Nonviolence is only effective when it is applied to real world situations, where we live, struggle and strive. Repentance and Reconciliation are part of the process of restorative justice, the last step toward peace. F.O.R. is a wonderful org. You can become a member. Lots of opportunities to make a difference in the world through an org. committed to intergenerational, multifaith and multicultural community organizing and nonviolent practice.
“Nonviolence is only effective when it is applied to real world situations” The Nazi regime in Germany was a real world situation. Here in the U.S. Charles Lindbergh, Father Charles Coughlin and Henry Ford were preaching nonviolence by the United States towards the Nazi regime. These 3 gents were sympatico with the Nazi regimes policy towards Jews. So, how could have nonviolence towards the Nazi regime been the correct policy of the United States and the allies?
No way these guys were preaching nonviolence. Nonviolence occurs within an anti-racism, human rights framework, so no, these three people do not represent nonviolence as it is and was practiced by people who promote restorative justice. Promoting anti-semitism removes the ability to make a claim that one is promoting nonviolence, obviously. Nonviolence is first and foremost a system committed to human dignity, restorative justice and freedom from harm. Avoidance or passivity is NOT nonviolence. Look at the whole picture Steve, not a fragment-for that obviously led you away from understanding what nonviolence actually is.

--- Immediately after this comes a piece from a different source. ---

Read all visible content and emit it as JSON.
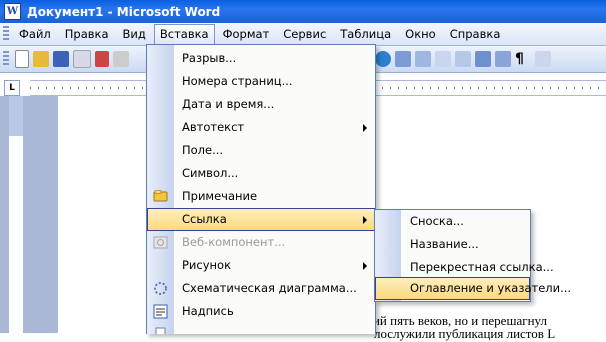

I just want to be clear, Rabbi. Are you saying that the U.S was correct in declaring war on Germany and Japan in December of 1941? Should the U.S. have entered the war instead when Germany invaded Poland in September of 1939? Or, is it or was it wrong for the U.S. to enter any war? You are correct that Father Charles Coughlin, Henry Ford and Charles Lindbergh were haters of the Jewish People. They helped make it almost politically impossible for the U.S. to enter the war earlier. I would put Mahmoud Abbas, Mahmoud Ahmadinejad, Mahmoud Morsi, Khaled Mashal, Ismael Haniyah and Hassan Nasrallah in the same terrible category. Wouldn’t you agree that these other gentlemen are also haters of the Jewish People?